Datasetsize = dataset.shape[0]

Shape is the property of an array that describes the "shape", or its dimensions, of a pattern. Like what

In [2]: DataSet = Array ([[1.0, 1.1], [1.0, 1.1], [0, 0], [0, 0.1]]) in [3]: Print Dataset.shape (4, 2)

So, dataset.shape[0] is the number of sample sets.


Diffmat = Tile (Inx, (datasetsize, 1))-DataSet

The tile (A,REP) function constructs an array based on array a, depending on how the second parameter is constructed. Its API description is a bit around, but simple usage can be understood in a few examples.

Let's look at the results of tile (Inx, (4, 1)),

In [5]: Tile (x, (4, 1)) Out[5]: Array ([[[0, 0],       [0, 0], [0, 0]       ,       [0, 0]])

You see, 4 expands the number of arrays (originally 1, now 4), and 1 expands on the number of elements per array (originally 2, now two).

To confirm the above conclusion,

In [6]: Tile (x, (4,2)) out[6]: Array ([[0, 0, 0, 0],       [0, 0, 0, 0],       [0, 0, 0, 0],       [0, 0, 0, 0]])

And

In [7]: Tile (x, (2,2)) out[7]: Array ([[[0, 0, 0, 0],       [0, 0, 0, 0]])

For specific usage of tile, please consult API DOC yourself.


After you get the tile, subtract the dataset.
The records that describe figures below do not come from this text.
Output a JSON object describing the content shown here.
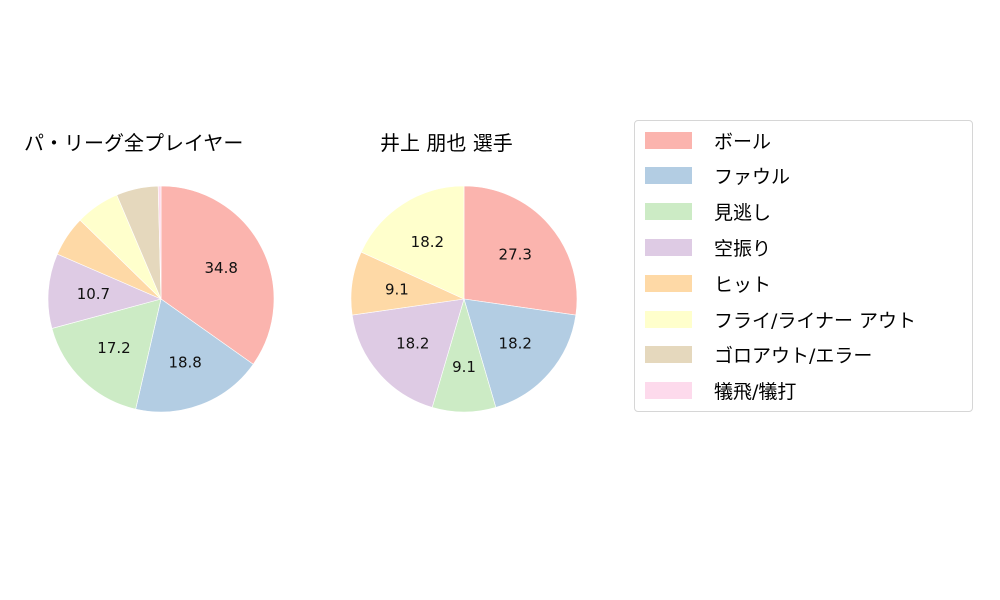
{
  "chart_data": [
    {
      "type": "pie",
      "title": "パ・リーグ全プレイヤー",
      "categories": [
        "ボール",
        "ファウル",
        "見逃し",
        "空振り",
        "ヒット",
        "フライ/ライナー アウト",
        "ゴロアウト/エラー",
        "犠飛/犠打"
      ],
      "values": [
        34.8,
        18.8,
        17.2,
        10.7,
        5.8,
        6.3,
        6.0,
        0.4
      ],
      "labels_shown": [
        "34.8",
        "18.8",
        "17.2",
        "10.7",
        "",
        "",
        "",
        ""
      ],
      "start_angle": 90,
      "direction": "clockwise"
    },
    {
      "type": "pie",
      "title": "井上 朋也  選手",
      "categories": [
        "ボール",
        "ファウル",
        "見逃し",
        "空振り",
        "ヒット",
        "フライ/ライナー アウト",
        "ゴロアウト/エラー",
        "犠飛/犠打"
      ],
      "values": [
        27.3,
        18.2,
        9.1,
        18.2,
        9.1,
        18.2,
        0,
        0
      ],
      "labels_shown": [
        "27.3",
        "18.2",
        "9.1",
        "18.2",
        "9.1",
        "18.2",
        "",
        ""
      ],
      "start_angle": 90,
      "direction": "clockwise"
    }
  ],
  "colors": [
    "#fbb4ae",
    "#b3cde3",
    "#ccebc5",
    "#decbe4",
    "#fed9a6",
    "#ffffcc",
    "#e5d8bd",
    "#fddaec"
  ],
  "titles": {
    "left": "パ・リーグ全プレイヤー",
    "right": "井上 朋也  選手"
  },
  "legend": [
    {
      "label": "ボール",
      "color": "#fbb4ae"
    },
    {
      "label": "ファウル",
      "color": "#b3cde3"
    },
    {
      "label": "見逃し",
      "color": "#ccebc5"
    },
    {
      "label": "空振り",
      "color": "#decbe4"
    },
    {
      "label": "ヒット",
      "color": "#fed9a6"
    },
    {
      "label": "フライ/ライナー アウト",
      "color": "#ffffcc"
    },
    {
      "label": "ゴロアウト/エラー",
      "color": "#e5d8bd"
    },
    {
      "label": "犠飛/犠打",
      "color": "#fddaec"
    }
  ]
}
This is similar to the subtraction of a matrix, and the result is still an array of 4 * 2.

In [8]: Tile (x, (4, 1))-datasetout[8]: Array ([[ -1., -1.1],       [ -1., -1.1], [0.,  0.], [0.       ,-0.1]])

In combination with the Euclidean distance, the following code is clear, and the square operation of the result, sum, and prescribe.
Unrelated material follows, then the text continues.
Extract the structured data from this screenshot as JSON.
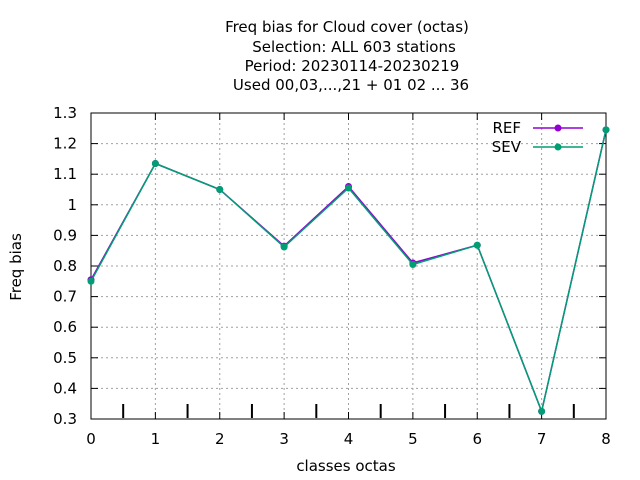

Let's look at the summation method,

Sqdiffmat.sum (Axis=1)

which

In []: sqdiffmatout[14]: Array ([[[1]  ,  1.21],       [1.  ,  1.21],       [0.  ,  0.  ],       [ 0.  ,  0.01]])


The result of summing is the sum of rows, which is an array of n*1.
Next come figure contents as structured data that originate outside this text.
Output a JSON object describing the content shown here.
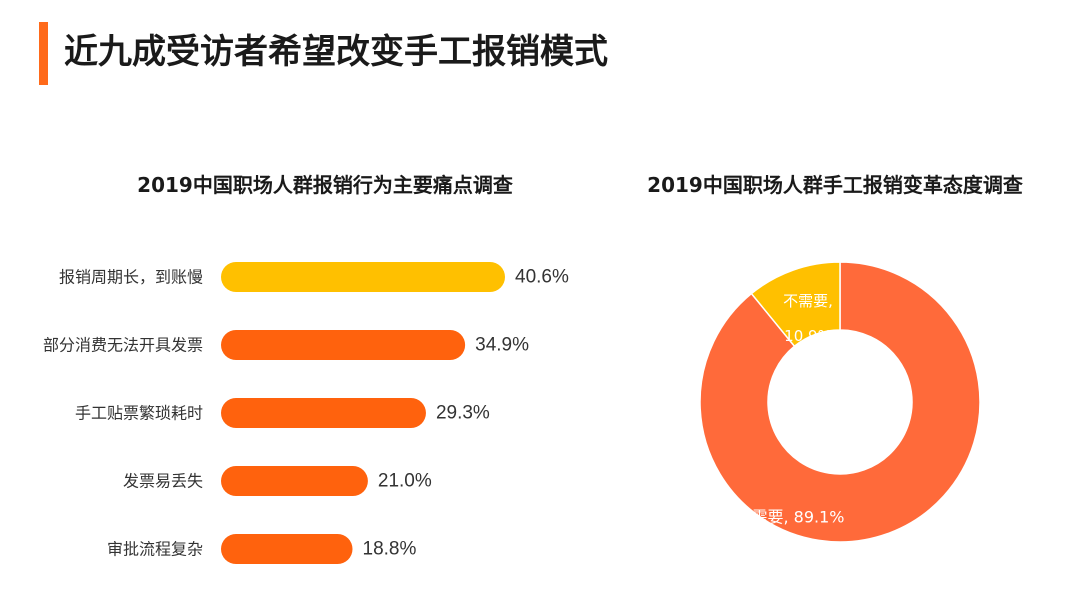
{
  "page": {
    "title": "近九成受访者希望改变手工报销模式",
    "accent_color": "#FF6A1A"
  },
  "chart_data": [
    {
      "type": "bar",
      "orientation": "horizontal",
      "title": "2019中国职场人群报销行为主要痛点调查",
      "categories": [
        "报销周期长，到账慢",
        "部分消费无法开具发票",
        "手工贴票繁琐耗时",
        "发票易丢失",
        "审批流程复杂"
      ],
      "values": [
        40.6,
        34.9,
        29.3,
        21.0,
        18.8
      ],
      "value_labels": [
        "40.6%",
        "34.9%",
        "29.3%",
        "21.0%",
        "18.8%"
      ],
      "unit": "%",
      "colors": [
        "#FFC000",
        "#FF620D",
        "#FF620D",
        "#FF620D",
        "#FF620D"
      ],
      "xlim": [
        0,
        40.6
      ],
      "grid": false,
      "legend": false
    },
    {
      "type": "pie",
      "donut": true,
      "title": "2019中国职场人群手工报销变革态度调查",
      "slices": [
        {
          "label": "需要",
          "value": 89.1,
          "text": "需要, 89.1%",
          "color": "#FF6A3A"
        },
        {
          "label": "不需要",
          "value": 10.9,
          "text_line1": "不需要,",
          "text_line2": "10.9%",
          "color": "#FFC000"
        }
      ],
      "legend": false
    }
  ]
}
If you want to sum the columns,

Sqldiffmat.sum (axis=0)

Argsort () is sorted in ascending order of the array.


ClassCount is a dictionary, key is a label, and value is the number of times the label appears.


In this way, some specific code details for the algorithm are clear.




Python implementation of K-nearest neighbor algorithm: source code Analysis

Related Article

Contact Us

The content source of this page is from Internet, which doesn't represent Alibaba Cloud's opinion; products and services mentioned on that page don't have any relationship with Alibaba Cloud. If the content of the page makes you feel confusing, please write us an email, we will handle the problem within 5 days after receiving your email.

If you find any instances of plagiarism from the community, please send an email to: info-contact@alibabacloud.com and provide relevant evidence. A staff member will contact you within 5 working days.

A Free Trial That Lets You Build Big!

Start building with 50+ products and up to 12 months usage for Elastic Compute Service

  • Sales Support

    1 on 1 presale consultation

  • After-Sales Support

    24/7 Technical Support 6 Free Tickets per Quarter Faster Response

  • Alibaba Cloud offers highly flexible support services tailored to meet your exact needs.